Immediacy: Learning occurs faster when the consequence (reinforcement or punishment) is delivered immediately after an action or behavior. The more the consequence is delayed, the more ineffective it becomes.
Consistency: Reinforcements that are consistently delivered following every correct response lead to faster learning times. Intermittent delivery of reinforcements leads to slower learning, but then the learned behavior is harder to extinguish compared to when reinforcements are consistently delivered after each correct response.
Size: The amount of reinforcement or punishment also has an effect on the effectiveness of the consequence. When the reward is too little, it might not seem worthwhile to go through a lot of effort displaying the desired behavior for such a small reward.
Similarly, when the punishment is too small, the benefits of engaging in the unwanted behavior might outweigh the discomfort of experiencing the punishment.
APPLICATIONS OF OPERANT CONDITIONING AT THE WORKPLACE
Operant conditioning can be applied at the workplace in various ways, from instituting corporate culture and addressing interactions between employees to helping an organization achieve its annual targets.
Below are some ways operant conditioning can be useful at the workplace:
Positive reinforcement, one of the key components of operant conditioning, can be used to increase productivity at the workplace.
Providing employees with positive reinforcement – through verbal praise and through incentives such as bonuses, generous perks and pay increases can motivate employees to work harder, leading to increased productivity for the entire organization.
Company culture is very important.

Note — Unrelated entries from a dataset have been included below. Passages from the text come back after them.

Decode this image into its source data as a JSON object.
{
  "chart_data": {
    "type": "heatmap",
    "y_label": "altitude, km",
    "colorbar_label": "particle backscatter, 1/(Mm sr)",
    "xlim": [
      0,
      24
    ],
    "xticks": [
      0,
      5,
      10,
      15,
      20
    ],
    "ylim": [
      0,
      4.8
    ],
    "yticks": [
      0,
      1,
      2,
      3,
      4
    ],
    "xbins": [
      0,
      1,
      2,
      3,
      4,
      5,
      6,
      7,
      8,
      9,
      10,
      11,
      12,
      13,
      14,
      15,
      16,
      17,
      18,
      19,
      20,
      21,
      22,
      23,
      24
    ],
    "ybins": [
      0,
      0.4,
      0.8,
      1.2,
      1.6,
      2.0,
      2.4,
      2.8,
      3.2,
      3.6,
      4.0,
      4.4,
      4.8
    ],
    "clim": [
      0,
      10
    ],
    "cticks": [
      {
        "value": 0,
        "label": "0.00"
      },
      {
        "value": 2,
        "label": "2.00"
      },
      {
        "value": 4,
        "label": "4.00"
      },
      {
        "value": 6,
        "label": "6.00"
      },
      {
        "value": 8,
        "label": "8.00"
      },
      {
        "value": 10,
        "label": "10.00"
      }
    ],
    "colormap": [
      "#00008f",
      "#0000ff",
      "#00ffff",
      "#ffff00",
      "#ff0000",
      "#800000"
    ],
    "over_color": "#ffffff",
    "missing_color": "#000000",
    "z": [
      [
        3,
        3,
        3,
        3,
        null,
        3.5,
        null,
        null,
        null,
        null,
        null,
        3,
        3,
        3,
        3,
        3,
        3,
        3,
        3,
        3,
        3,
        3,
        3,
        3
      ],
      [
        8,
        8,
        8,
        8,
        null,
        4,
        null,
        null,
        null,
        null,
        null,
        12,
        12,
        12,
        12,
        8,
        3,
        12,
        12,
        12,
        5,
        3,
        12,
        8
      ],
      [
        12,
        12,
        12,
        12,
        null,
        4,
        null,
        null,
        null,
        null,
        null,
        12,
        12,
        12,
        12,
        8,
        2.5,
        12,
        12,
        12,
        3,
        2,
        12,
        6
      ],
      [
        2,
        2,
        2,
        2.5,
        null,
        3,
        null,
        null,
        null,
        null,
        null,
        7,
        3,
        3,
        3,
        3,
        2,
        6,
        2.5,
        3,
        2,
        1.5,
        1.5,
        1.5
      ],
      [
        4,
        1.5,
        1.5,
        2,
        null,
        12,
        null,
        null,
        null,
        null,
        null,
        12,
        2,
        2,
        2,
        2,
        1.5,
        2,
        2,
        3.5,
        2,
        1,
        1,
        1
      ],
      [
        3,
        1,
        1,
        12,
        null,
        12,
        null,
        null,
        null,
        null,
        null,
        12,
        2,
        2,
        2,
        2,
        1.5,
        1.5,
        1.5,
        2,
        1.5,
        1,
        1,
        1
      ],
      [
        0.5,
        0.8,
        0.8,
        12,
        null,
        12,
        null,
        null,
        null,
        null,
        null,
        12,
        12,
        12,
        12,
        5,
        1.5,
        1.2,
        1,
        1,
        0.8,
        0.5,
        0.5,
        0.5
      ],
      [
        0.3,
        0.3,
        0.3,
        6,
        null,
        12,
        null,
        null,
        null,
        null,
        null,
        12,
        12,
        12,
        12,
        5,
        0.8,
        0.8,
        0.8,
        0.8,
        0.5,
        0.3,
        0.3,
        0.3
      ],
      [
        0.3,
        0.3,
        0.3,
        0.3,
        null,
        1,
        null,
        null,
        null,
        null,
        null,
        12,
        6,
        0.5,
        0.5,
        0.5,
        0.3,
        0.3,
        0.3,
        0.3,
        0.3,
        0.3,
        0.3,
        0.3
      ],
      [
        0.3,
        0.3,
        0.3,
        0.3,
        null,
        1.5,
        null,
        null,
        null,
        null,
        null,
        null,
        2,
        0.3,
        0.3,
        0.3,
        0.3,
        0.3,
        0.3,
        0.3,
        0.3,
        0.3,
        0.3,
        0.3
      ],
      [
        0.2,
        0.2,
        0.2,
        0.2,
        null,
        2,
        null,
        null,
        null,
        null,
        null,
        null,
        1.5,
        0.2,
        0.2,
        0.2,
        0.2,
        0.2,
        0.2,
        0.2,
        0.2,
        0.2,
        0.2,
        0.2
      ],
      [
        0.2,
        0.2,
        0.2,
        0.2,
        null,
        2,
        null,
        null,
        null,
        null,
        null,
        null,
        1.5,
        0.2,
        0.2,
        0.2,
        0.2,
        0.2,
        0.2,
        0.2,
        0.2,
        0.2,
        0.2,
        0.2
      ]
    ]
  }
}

It affects everything, from employee satisfaction to performance and how your organization is perceived in the media.
To cultivate a great company culture, managers should identify the behaviors that need to be encouraged within the workplace and those that need to be discouraged.
They can then come up with a system of rewards and punishments that are in line with the company’s desired culture.
Having your employees work in teams is a great way of harnessing the benefits of both reinforcement and punishment. Working in teams can help your employees cover each other’s weaknesses and achieve their targets, helping them receive praise or promotions (reinforcement).
At the same time, if certain members of the team are not working as hard as they should, they will incur negative backlash (punishment) from their team members, thus discouraging them from slacking off in future.
This way, working as a team provides reinforcement for good performance and hard work and at the same time provides punishment for those who go against the grain.
Using Sales as a Reward
Reinforcement is also commonly used to boost performance in sales departments. Many businesses provide bonuses for sales people who hit their targets. The bonus acts as positive reinforcement for achieving their targets.
This motivates the sales people to learn everything they need to do in order to close more sales, hit their targets and get the bonus.
Skinner’s theory of operant conditioning has been an important tool in helping psychologists understand how individuals learn and modify their behavior. The theory surmises that our environment and its reactions to our actions has a major influence on our behavior.
Skinner’s theory of operant conditioning is something we use in daily life to either encourage behavior – by providing reinforcements – or to discourage behavior – by meting out punishment.
You can see examples of operant conditioning in various spheres of daily life, from teaching your children good behavior and pet training to encouraging good performance at work and teaching good discipline in the military.